When I was a missionary for the Mormon Church in Argentina, I often (everyday) would go house to house in residential neighborhoods looking for possible candidates who might be interested in hearing our gospel message.
If we were invited into anyone’s home to give our message, we would talk in what I call “religious talk”. That would include themes like heaven, hell, priesthood, prophets, tithing, repentance, sin, god, Jesus, temple marriage, etc.
However, as soon as my fellow missionary and I would leave, we ceased talking about those themes, and, instead, started talking about what we usually talked about: sports, food, girlfriends, after mission college, distance to be traveled on foot and bike. I came to refer to that kind of talk as “secular talk” – talk that was just plain old talk.

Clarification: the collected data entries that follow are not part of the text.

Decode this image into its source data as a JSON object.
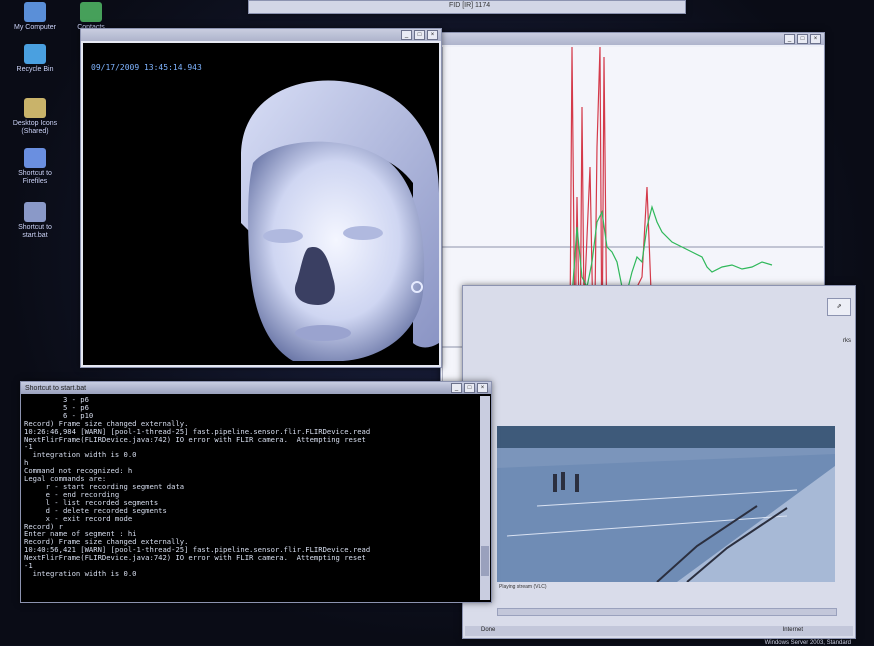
{
  "desktop": {
    "icons": [
      {
        "label": "My Computer",
        "icon": "computer-icon",
        "color": "#5a8fd8"
      },
      {
        "label": "Recycle Bin",
        "icon": "recycle-bin-icon",
        "color": "#4aa0e0"
      },
      {
        "label": "Desktop Icons (Shared)",
        "icon": "folder-icon",
        "color": "#c9b36a"
      },
      {
        "label": "Shortcut to Firefiles",
        "icon": "shortcut-icon",
        "color": "#6a8fe0"
      },
      {
        "label": "Shortcut to start.bat",
        "icon": "batch-file-icon",
        "color": "#8a99c8"
      }
    ],
    "extra_icon_label": "Contacts"
  },
  "top_window": {
    "title": "FID [IR] 1174"
  },
  "thermal_window": {
    "timestamp": "09/17/2009 13:45:14.943"
  },
  "graph_window": {
    "colors": {
      "red": "#d43a4a",
      "green": "#2fb85a",
      "blue": "#6a84c8",
      "axis": "#6d7390"
    }
  },
  "console_window": {
    "title": "Shortcut to start.bat",
    "lines": [
      "         3 - p6",
      "         5 - p6",
      "         6 - p10",
      "Record) Frame size changed externally.",
      "10:26:46,984 [WARN] [pool-1-thread-25] fast.pipeline.sensor.flir.FLIRDevice.read",
      "NextFlirFrame(FLIRDevice.java:742) IO error with FLIR camera.  Attempting reset",
      "-1",
      "  integration width is 0.0",
      "h",
      "Command not recognized: h",
      "Legal commands are:",
      "     r - start recording segment data",
      "     e - end recording",
      "     l - list recorded segments",
      "     d - delete recorded segments",
      "     x - exit record mode",
      "Record) r",
      "Enter name of segment : hi",
      "Record) Frame size changed externally.",
      "10:40:56,421 [WARN] [pool-1-thread-25] fast.pipeline.sensor.flir.FLIRDevice.read",
      "NextFlirFrame(FLIRDevice.java:742) IO error with FLIR camera.  Attempting reset",
      "-1",
      "  integration width is 0.0"
    ]
  },
  "camera_window": {
    "side_label": "rks",
    "feed_caption": "Playing stream (VLC)",
    "status_left": "Done",
    "status_right": "Internet",
    "taskbar_text": "Windows Server 2003, Standard"
  }
}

With this kind of secular talk, I could have been conversing with anyone – a catholic, a a Buddhist, an atheist, a person from some far away tribe along the Nile River, none of whom had probably ever heard of Mormonism.
Years later, when I returned to South America as a mission president, I noticed that missionaries did the same thing I did when I was a missionary. They talked religious talk when they were directly working with potential converts, otherwise, they talked secular talk.
I encouraged my missionaries to speak in the language of the gospel (religious talk) at all times, not just when they were with investigators. One day during this period, I was conducting my monthly interviews with each missionary. I asked one of the missionaries if he was talking in the language of the gospel all the time. His response was surprising and informative. “President, if I talked like that all the time, my companion and I would run out of things to talk about after thirty minutes.”
I thanked him for his feedback, and from that point, I stopped bringing up the idea of always talking in the language of the gospel.
After that I began to entertain the idea that maybe secular talk was a foundational talking manner for all humans. Maybe we can’t not speak that way. Maybe we are all born to speak that way most all the time, no matter from which culture or century we originate.
For example, when I have communicated with Bedouins ( desert tribes of the Middle East), we talk to each other and understand each other ( plus interpreters if needed) in the same way as when I’ve talked to Chinese workers in Central China. We are able to understand one another at a basic level of everyday discourse, that discourse being secular discourse.
From these experiences, I started believing that our brains are structured in such a way that “secular speak” is what the brain is built to speak. Linguist Noam Chomsky calls it Universal Grammar. He points out that at age two, children have an innate ability to construct simple sentences in the same way. They instinctively know the construction of a subject, verb and object arrangement, e. g., “I want candy”. Later they LEARN adjectives, adverbs e. g., ” I want red (adjective) candy now (adverb)”. In other words, basic sentence structure is innate. After that, additional vocabulary is learned.
People in specialized professions have more vocabulary, but use the same language structure that the rest of us use. In other words, secular speak or Universal Grammar is the language of all humans, thus it is much older and fundamental to our existence than the additional vocabulary we learn according to the particular culture and circumstances in which we are either raised or trained.
If we were able to go back two hundred thousand years ago and meet the first homo sapiens, we probably would be able to understand one another, based on our common inborn ability to construct a sentence.
We are a species which probably cannot survive without our ability to understand one another. I follow Darwin in thinking this way. Everything about us has been honed and adjusted in order to survive the conditions of our planet’s environment. We may have additional vocabulary that we think differentiates us, but specialized vocabulary is easily stripped away when the need exists to communicate one to the other for survival’s sake.
Now the question is: will we be able, if the time ever comes, to strip away marginal vocabularies that we think makes us distinct from everyone else, and instead draw upon our fundamental ability to speak in a common way, and consider that the great achievement of our lives?
Before you answer that question, I want to clear up one misconception about the term SECULAR. Secular does not mean the absence of religion, as I thought, when I was a mission president and a missionary. Secular is a neutral zone, free of all specialization, even in a religious context. Secular is how we transact the affairs of mankind without reference to one another’s particular biases.
To me, In the end, we are all secularists, especially when it comes to using the common universal language that promotes the common bonds of peace and survival.